Otto Piene'in bir de Işık Odası vardı. Karanlık bir odada çeşitli ışık oyunları. Odaya girer girmez, sanki savaş zamanı karartmanın uygulandığı bir odaya girmiş hissi yaşadım. Duvara yansıyan ışıklarla aydınlanan oda bir hava saldırısının ortasında kalmış gibi. Yanlmamışım. Piene 2. Dünya Savaşı'ndaki karartmalardan etkilenmiş bu odayı hazırlarken. Sanattan anlamıyoruz dediysek o kadar da diil yani, bende de bir ışık var.

Aşağıda Işık Odası'nın da fotoğrafı var ama odanın içindeki hissi algılayabilmeniz için odanın içinde bulunmanız lazım. Mesela karşı duvarda gördüğünüz ışık kümesi aslında odanın tüm duvarlarını dolaşıyor ve sanki duvarlarda bir böcek yürüyor hissiyatı yaratıyor.

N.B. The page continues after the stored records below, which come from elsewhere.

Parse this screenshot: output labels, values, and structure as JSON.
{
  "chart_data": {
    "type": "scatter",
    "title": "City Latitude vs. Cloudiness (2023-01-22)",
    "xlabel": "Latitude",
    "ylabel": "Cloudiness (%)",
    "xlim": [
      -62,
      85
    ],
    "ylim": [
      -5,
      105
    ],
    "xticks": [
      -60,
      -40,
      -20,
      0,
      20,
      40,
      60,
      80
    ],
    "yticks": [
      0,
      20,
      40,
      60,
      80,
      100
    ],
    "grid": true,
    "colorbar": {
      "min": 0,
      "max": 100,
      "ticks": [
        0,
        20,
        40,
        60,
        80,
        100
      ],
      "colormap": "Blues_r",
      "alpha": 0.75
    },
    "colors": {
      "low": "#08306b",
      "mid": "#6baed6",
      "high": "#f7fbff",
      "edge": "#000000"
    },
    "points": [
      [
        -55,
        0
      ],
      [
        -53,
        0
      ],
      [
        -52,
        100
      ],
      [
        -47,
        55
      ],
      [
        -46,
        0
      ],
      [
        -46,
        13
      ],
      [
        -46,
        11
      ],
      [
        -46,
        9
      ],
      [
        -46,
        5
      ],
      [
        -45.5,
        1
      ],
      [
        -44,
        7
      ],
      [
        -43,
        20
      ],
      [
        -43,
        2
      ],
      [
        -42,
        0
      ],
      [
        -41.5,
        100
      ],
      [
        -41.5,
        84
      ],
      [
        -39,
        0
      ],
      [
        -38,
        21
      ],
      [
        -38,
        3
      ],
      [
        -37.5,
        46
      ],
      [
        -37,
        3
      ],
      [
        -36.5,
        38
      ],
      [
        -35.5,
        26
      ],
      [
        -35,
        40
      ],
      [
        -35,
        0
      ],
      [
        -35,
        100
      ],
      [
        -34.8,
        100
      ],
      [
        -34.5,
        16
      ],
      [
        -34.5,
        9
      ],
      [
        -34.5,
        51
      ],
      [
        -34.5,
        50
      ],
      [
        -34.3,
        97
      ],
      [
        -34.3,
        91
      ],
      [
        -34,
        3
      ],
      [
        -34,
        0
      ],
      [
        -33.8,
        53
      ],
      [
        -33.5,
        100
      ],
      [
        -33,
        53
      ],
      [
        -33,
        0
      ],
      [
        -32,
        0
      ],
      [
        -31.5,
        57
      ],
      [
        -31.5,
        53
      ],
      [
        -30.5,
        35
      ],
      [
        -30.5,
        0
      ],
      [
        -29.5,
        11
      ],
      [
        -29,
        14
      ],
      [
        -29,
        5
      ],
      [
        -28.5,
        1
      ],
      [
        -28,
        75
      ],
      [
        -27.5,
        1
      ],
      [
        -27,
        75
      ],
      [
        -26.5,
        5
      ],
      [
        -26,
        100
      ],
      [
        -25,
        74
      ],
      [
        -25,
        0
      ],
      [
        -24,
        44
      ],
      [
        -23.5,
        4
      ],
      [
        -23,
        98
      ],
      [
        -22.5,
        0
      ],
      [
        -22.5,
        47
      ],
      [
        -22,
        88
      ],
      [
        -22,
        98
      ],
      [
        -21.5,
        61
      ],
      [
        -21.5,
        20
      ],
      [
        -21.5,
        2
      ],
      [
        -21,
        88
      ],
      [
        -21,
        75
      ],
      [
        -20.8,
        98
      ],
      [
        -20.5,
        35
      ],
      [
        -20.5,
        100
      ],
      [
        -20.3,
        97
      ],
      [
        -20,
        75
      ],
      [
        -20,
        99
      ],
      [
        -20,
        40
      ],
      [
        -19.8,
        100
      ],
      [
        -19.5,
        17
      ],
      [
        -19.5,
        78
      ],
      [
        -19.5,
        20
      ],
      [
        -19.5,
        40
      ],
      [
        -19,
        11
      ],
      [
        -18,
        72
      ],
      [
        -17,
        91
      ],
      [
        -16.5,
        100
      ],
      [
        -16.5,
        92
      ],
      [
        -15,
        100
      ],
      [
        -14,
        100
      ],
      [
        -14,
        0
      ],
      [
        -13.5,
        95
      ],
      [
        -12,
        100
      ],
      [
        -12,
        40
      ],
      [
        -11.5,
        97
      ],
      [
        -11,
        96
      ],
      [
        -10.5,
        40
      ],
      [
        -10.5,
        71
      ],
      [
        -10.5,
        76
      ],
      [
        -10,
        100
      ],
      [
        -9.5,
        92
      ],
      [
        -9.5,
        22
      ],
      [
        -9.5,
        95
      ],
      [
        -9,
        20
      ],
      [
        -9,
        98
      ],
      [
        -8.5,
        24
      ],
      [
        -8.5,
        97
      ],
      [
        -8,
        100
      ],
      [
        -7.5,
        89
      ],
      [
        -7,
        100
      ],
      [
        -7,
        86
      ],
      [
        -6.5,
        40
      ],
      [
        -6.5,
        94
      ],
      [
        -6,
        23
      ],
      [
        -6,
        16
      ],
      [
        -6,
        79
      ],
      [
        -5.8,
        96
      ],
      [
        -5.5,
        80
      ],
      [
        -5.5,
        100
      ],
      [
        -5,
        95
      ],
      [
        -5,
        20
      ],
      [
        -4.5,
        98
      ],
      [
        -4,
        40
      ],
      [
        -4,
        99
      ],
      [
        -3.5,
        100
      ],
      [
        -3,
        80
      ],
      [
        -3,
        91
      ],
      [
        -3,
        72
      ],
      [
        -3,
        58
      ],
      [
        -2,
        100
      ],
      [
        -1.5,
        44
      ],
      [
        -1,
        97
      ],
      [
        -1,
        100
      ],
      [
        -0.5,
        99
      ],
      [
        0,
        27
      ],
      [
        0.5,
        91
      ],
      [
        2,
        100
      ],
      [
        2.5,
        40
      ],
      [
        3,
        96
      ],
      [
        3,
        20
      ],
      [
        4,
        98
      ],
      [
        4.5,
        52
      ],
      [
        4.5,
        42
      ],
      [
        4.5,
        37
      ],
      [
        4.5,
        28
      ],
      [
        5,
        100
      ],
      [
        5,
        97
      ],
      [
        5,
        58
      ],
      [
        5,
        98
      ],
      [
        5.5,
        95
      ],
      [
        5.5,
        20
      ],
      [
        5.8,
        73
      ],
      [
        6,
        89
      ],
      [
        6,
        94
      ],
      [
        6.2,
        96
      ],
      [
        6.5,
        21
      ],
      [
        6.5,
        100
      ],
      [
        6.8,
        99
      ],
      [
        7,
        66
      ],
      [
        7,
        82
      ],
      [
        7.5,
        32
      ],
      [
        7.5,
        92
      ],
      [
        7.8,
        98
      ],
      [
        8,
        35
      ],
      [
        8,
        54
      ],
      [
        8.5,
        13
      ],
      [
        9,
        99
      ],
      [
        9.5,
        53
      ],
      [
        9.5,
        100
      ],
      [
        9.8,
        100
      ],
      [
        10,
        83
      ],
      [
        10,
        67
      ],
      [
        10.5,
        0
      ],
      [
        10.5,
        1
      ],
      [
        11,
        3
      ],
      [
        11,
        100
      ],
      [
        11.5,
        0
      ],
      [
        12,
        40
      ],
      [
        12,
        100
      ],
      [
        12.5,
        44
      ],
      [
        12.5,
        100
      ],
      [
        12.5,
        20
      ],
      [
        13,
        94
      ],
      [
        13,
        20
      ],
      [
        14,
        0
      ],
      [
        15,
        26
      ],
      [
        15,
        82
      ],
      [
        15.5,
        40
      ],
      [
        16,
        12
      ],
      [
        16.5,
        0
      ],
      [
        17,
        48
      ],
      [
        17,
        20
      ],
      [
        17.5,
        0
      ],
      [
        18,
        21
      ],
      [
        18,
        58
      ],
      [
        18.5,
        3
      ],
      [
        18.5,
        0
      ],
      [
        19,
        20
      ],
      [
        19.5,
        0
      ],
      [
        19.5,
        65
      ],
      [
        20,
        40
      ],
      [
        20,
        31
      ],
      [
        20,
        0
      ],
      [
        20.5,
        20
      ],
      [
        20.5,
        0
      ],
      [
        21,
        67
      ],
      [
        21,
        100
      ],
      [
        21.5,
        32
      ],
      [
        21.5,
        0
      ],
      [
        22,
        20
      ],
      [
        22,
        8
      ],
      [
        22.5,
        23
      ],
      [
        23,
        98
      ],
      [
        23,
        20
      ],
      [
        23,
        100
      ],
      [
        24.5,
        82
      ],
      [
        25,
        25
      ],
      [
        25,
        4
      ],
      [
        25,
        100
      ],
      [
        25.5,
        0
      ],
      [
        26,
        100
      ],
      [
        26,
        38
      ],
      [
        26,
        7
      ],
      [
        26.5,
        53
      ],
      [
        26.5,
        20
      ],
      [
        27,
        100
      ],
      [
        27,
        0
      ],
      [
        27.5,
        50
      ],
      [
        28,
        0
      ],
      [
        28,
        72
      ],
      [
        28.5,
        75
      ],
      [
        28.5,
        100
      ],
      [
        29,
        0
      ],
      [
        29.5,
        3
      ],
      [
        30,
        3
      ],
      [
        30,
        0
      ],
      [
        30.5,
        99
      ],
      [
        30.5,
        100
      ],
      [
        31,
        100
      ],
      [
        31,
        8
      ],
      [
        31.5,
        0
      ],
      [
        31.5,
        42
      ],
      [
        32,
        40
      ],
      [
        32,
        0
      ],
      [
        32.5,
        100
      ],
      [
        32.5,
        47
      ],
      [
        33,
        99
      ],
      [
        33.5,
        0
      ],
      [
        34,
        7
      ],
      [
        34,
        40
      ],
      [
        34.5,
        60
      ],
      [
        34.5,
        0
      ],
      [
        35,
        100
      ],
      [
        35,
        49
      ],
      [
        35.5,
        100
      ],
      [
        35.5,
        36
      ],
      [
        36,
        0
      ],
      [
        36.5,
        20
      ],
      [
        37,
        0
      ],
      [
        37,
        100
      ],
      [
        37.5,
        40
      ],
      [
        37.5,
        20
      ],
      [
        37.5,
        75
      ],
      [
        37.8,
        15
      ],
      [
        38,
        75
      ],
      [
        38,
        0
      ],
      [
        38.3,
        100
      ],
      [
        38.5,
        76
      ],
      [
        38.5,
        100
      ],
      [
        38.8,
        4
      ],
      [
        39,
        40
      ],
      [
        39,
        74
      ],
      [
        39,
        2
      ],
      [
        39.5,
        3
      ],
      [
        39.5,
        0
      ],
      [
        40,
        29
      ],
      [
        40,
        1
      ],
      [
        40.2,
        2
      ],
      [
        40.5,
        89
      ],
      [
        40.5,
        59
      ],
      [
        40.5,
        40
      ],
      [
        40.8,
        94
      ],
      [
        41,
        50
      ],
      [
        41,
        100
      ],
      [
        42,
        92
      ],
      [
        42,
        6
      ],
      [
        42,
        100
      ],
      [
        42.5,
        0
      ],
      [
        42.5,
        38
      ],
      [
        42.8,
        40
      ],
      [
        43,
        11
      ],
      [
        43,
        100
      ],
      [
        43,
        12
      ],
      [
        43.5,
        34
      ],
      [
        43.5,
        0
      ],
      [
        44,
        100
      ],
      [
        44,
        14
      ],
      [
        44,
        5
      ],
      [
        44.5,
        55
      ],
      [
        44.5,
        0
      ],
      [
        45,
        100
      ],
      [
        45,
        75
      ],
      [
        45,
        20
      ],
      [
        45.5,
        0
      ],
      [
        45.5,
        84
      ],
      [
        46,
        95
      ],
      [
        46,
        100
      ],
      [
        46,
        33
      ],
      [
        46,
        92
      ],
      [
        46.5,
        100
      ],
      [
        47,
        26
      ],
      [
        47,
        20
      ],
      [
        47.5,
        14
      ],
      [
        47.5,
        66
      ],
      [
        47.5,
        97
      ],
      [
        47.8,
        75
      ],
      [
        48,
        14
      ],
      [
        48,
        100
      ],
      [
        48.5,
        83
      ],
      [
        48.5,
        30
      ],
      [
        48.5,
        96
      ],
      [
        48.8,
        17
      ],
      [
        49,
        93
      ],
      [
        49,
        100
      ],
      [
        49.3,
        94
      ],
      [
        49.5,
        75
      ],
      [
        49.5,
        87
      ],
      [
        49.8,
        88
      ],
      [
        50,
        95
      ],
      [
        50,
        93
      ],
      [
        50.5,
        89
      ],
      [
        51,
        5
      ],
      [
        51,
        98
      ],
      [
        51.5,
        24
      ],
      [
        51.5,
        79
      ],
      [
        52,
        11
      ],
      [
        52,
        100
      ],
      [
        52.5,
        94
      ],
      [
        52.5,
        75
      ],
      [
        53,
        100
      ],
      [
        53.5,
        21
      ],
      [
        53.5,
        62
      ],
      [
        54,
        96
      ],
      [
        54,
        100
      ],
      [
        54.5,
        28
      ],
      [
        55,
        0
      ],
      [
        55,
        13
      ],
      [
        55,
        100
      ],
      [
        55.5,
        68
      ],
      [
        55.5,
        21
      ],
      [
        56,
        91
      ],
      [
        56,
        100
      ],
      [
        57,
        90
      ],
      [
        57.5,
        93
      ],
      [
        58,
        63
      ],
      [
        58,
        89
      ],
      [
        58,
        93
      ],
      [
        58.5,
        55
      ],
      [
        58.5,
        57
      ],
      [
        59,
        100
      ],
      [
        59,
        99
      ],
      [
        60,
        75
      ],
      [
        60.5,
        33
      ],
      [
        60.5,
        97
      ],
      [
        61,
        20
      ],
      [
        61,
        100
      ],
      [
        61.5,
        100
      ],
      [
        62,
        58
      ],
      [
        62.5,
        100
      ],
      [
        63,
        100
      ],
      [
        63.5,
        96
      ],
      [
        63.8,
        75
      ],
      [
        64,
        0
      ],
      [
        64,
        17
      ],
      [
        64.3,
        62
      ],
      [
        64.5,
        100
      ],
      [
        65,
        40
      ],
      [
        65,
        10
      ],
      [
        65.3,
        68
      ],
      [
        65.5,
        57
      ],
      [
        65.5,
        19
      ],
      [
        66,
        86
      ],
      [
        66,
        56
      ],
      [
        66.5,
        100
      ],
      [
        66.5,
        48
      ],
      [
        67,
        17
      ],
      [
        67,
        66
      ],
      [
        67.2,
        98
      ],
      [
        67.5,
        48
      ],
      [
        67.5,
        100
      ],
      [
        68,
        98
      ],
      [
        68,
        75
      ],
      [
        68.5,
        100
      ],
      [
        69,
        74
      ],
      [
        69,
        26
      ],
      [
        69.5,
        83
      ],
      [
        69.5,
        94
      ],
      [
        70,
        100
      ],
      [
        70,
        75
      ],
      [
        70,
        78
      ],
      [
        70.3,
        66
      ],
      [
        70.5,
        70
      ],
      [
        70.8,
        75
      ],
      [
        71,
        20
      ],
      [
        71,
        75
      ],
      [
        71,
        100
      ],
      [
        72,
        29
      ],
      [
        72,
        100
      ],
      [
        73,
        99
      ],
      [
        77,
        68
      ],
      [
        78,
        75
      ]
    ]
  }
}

Otto Piene'nin başka ilginç bulduğum çalışmaları da hava için sanat konseptli olanlardı. Mesela aşağıdaki şişme gökkuşağını yakından görmeniz gerek, insanın içinde zıp zıp zıplama isteği uyandırıyor. Maalesef 2014 yılında, bir sanat etkinliği için bu çalışmasını tamamlamasından bir gün önce vefat etmiş.


Bir de girişte yer alan Yves Klein imzalı monokrom'dan bahsetmeden geçemeyeceğim. Sanatçı kullandığı pigmentlerle bulduğu mavi rengin Klein mavisi diye patentini almış.


Pekiiii, farklı zamanlara ait olsalar ve sanatlarını farklı materyallerle icra etmiş olsalar da pigment boyası diyince aklınıza kim geliyor? Valla benim aklıma Anish Kapoor geliyor.

Allahım çok havalıyım. Siz de havalı olmak istiyorsanız bu sergiyi gezin derim. Rehberli turlar saat 11'de, yetişemezseniz sesli rehberle de gezebilirsiniz.